Spotlight on Modeled Writing for the Beginning of the School Year

At the beginning of the school year, you want to learn about the students who are in your classroom. You want to learn about who they are as individuals, their backgrounds, and what they enjoy doing outside of school. Learning about your students will help you connect your students to the curriculum.

Writing is a great way to get to know more about your students as well as learn about them as writers. At the beginning of the school year, I love to teach modeled writing lessons – where I think aloud as I am writing and share my ideas about my writing with the students. This allows students to get to know more about me and they get to see how I approach my own writing – right from the beginning of the school year. They see how I select topics and then begin writing about them. For modeled writing lesson, the students are seated on the carpet or in their classrooms (I prefer that they sit on the carpet) and the teacher is in front of the class – writing on large chart paper or the SmartBoard.

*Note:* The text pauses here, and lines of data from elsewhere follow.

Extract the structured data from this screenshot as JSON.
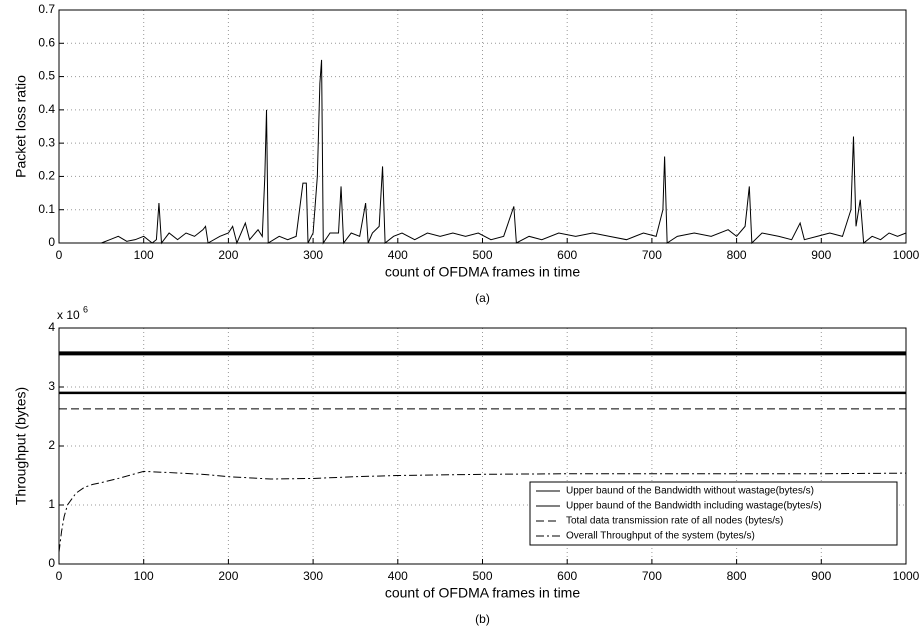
{
  "chart_data": [
    {
      "type": "line",
      "ylabel": "Packet loss ratio",
      "xlabel": "count of OFDMA frames in time",
      "caption": "(a)",
      "xlim": [
        0,
        1000
      ],
      "ylim": [
        0,
        0.7
      ],
      "xticks": [
        0,
        100,
        200,
        300,
        400,
        500,
        600,
        700,
        800,
        900,
        1000
      ],
      "yticks": [
        0,
        0.1,
        0.2,
        0.3,
        0.4,
        0.5,
        0.6,
        0.7
      ],
      "grid": true,
      "series": [
        {
          "color": "#000000",
          "x": [
            50,
            60,
            70,
            80,
            90,
            100,
            110,
            115,
            118,
            121,
            130,
            140,
            150,
            160,
            170,
            173,
            176,
            190,
            200,
            205,
            210,
            220,
            225,
            235,
            240,
            243,
            245,
            247,
            260,
            270,
            280,
            288,
            292,
            294,
            300,
            305,
            308,
            310,
            312,
            320,
            330,
            333,
            336,
            345,
            355,
            362,
            365,
            370,
            378,
            382,
            385,
            395,
            405,
            420,
            435,
            450,
            465,
            480,
            495,
            510,
            525,
            537,
            540,
            555,
            570,
            590,
            610,
            630,
            650,
            670,
            690,
            705,
            713,
            715,
            718,
            730,
            750,
            770,
            790,
            800,
            810,
            815,
            818,
            830,
            850,
            865,
            875,
            880,
            895,
            910,
            925,
            935,
            938,
            941,
            946,
            950,
            960,
            970,
            980,
            990,
            1000
          ],
          "values": [
            0,
            0.01,
            0.02,
            0.005,
            0.01,
            0.02,
            0,
            0.01,
            0.12,
            0,
            0.03,
            0.01,
            0.03,
            0.02,
            0.04,
            0.05,
            0,
            0.02,
            0.03,
            0.05,
            0,
            0.06,
            0.01,
            0.04,
            0.02,
            0.2,
            0.4,
            0,
            0.02,
            0.01,
            0.02,
            0.18,
            0.18,
            0,
            0.03,
            0.2,
            0.48,
            0.55,
            0,
            0.03,
            0.03,
            0.17,
            0,
            0.03,
            0.02,
            0.12,
            0,
            0.03,
            0.05,
            0.23,
            0,
            0.02,
            0.03,
            0.01,
            0.03,
            0.02,
            0.03,
            0.02,
            0.03,
            0.01,
            0.02,
            0.11,
            0,
            0.02,
            0.01,
            0.03,
            0.02,
            0.03,
            0.02,
            0.01,
            0.03,
            0.02,
            0.1,
            0.26,
            0,
            0.02,
            0.03,
            0.02,
            0.04,
            0.02,
            0.05,
            0.17,
            0,
            0.03,
            0.02,
            0.01,
            0.06,
            0.01,
            0.02,
            0.03,
            0.02,
            0.1,
            0.32,
            0.05,
            0.13,
            0,
            0.02,
            0.01,
            0.03,
            0.02,
            0.03
          ]
        }
      ]
    },
    {
      "type": "line",
      "ylabel": "Throughput (bytes)",
      "xlabel": "count of OFDMA frames in time",
      "caption": "(b)",
      "y_multiplier": {
        "base": "x 10",
        "exponent": "6"
      },
      "xlim": [
        0,
        1000
      ],
      "ylim": [
        0,
        4
      ],
      "xticks": [
        0,
        100,
        200,
        300,
        400,
        500,
        600,
        700,
        800,
        900,
        1000
      ],
      "yticks": [
        0,
        1,
        2,
        3,
        4
      ],
      "grid": true,
      "legend": "lower right",
      "series": [
        {
          "name": "Upper baund of the Bandwidth without wastage(bytes/s)",
          "color": "#000000",
          "dash": "solid",
          "x": [
            0,
            1000
          ],
          "values": [
            3.57,
            3.57
          ]
        },
        {
          "name": "Upper baund of the Bandwidth including wastage(bytes/s)",
          "color": "#000000",
          "dash": "solid",
          "x": [
            0,
            1000
          ],
          "values": [
            2.9,
            2.9
          ]
        },
        {
          "name": "Total data transmission rate of all nodes (bytes/s)",
          "color": "#000000",
          "dash": "dashed",
          "x": [
            0,
            1000
          ],
          "values": [
            2.63,
            2.63
          ]
        },
        {
          "name": "Overall Throughput of the system (bytes/s)",
          "color": "#000000",
          "dash": "dashdot",
          "x": [
            0,
            3,
            6,
            10,
            15,
            20,
            30,
            40,
            50,
            70,
            100,
            130,
            170,
            200,
            250,
            300,
            350,
            400,
            500,
            600,
            700,
            800,
            900,
            1000
          ],
          "values": [
            0.2,
            0.55,
            0.8,
            1.0,
            1.1,
            1.2,
            1.3,
            1.35,
            1.38,
            1.45,
            1.57,
            1.55,
            1.52,
            1.48,
            1.44,
            1.45,
            1.48,
            1.5,
            1.52,
            1.53,
            1.53,
            1.53,
            1.53,
            1.54
          ]
        }
      ]
    }
  ]
}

At the beginning of the school year, I often find it challenging to begin modeled writing by itself without a shared text. I often select a book to use with the students that I can use for a writing piece. This allows me to model how I will select a topic that aligns with the focus of the book and then how I think through my writing. Below are two of my favorite books that I use with students at the beginning of the school year. I give a brief overview of the book and then an example of how I approach modeled writing lessons.

 

My Map Book by Sara Fanelli

This is one of my favorite books to use with students at the beginning of the school year because kids can easily relate to it. “My Map Book” is drawn and told from a child’s perspective, and it encourages readers to examine their own worlds. The author takes the reader on a journey through the maps of her life – a map of her family, a map of her day, and even a map of her tummy! This expands the definition of what a map is and invites students to create the maps of their lives by using similar maps as the author, or they can veering off course and creating maps of other parts of their world. I use “My Map Book” to show students how we read illustrations, so as writers we need to include as many details as possible into illustrations. I also explain how the labels are used by the author to support the reader’s understanding of the map.

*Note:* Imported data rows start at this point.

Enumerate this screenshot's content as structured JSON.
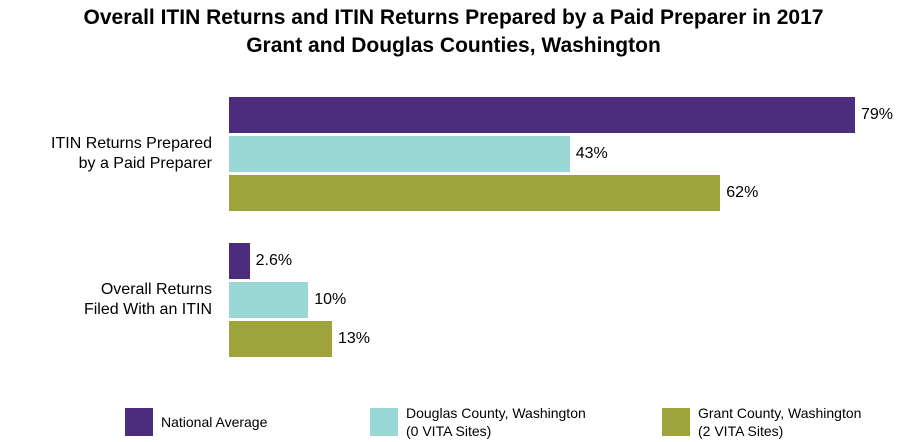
{
  "chart_data": {
    "type": "bar",
    "orientation": "horizontal",
    "title": "Overall ITIN Returns and ITIN Returns Prepared by a Paid Preparer in 2017",
    "subtitle": "Grant and Douglas Counties, Washington",
    "categories": [
      "ITIN Returns Prepared\nby a Paid Preparer",
      "Overall Returns\nFiled With an ITIN"
    ],
    "series": [
      {
        "name": "National Average",
        "color": "#4b2c7d",
        "values": [
          79,
          2.6
        ],
        "value_labels": [
          "79%",
          "2.6%"
        ]
      },
      {
        "name": "Douglas County, Washington\n(0 VITA Sites)",
        "color": "#9ad8d6",
        "values": [
          43,
          10
        ],
        "value_labels": [
          "43%",
          "10%"
        ]
      },
      {
        "name": "Grant County, Washington\n(2 VITA Sites)",
        "color": "#9ea33b",
        "values": [
          62,
          13
        ],
        "value_labels": [
          "62%",
          "13%"
        ]
      }
    ],
    "legend": "bottom"
  }
}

You can create your own map in front of the students during a modeled writing lesson, showing your students what is important to you in your life, which will then invite the students to do the same in their own maps. This book and writing activity can be used for any grade – Kindergarten through fifth grade, but the expectations will be different for the different grade levels. For example, a kindergartener may create a book of 2-4 pages and may consist of mostly illustrations and some labels. A fifth grader, on the other hand, can expand their maps to places outside of the home and into more of their other interests. Students in the upper grades can add more text to their illustrations as well.

Regardless of  the grade level you are teaching, be sure to model what you expect them to try in their own writing pieces. So, if you want your kindergarten class to add letters as labels (example: write ‘b’ above an illustration of a ‘bed’), then be sure to model that on your own writing.

 

Best Part of Me: Children Talk About Their Bodies in Pictures and Words by Wendy Ewald

An award-winning photographer asked children to answer the question, “What’s the best part of you?” The children’s responses are presented in this book. The photographs are in black and white and each child included in the book has written his/her own story in the child’s own handwriting, which I believe is so powerful. While reading the book to students, make sure to point out how we as the readers can get a glimpse into each child’s personality. For example, one of the children, Camila, included four stars that frame the title of her piece as well as her name. These are details that you can model in your writing and then your students can include them when crafting their own pieces.

You can do a similar activity with the students by posing the same question, “What’s the best part of you?” and then taking pictures of the students – either in black and white or color. Before asking the students to begin their writing, show them how you are approaching your response. Bring in a photograph of your favorite part of you – your smile, your hands, etc. and then talk through how you will write your answer to the question. The students can then begin their own writing piece by adding writing to go along with their photograph. What a great way to learn about everyone in the class! You can even hang the photographs and writing around the classroom. Once finished, the students’ work can be a springboard into conversations about diversity, including ways we are similar to one another, different from each other, and also unique.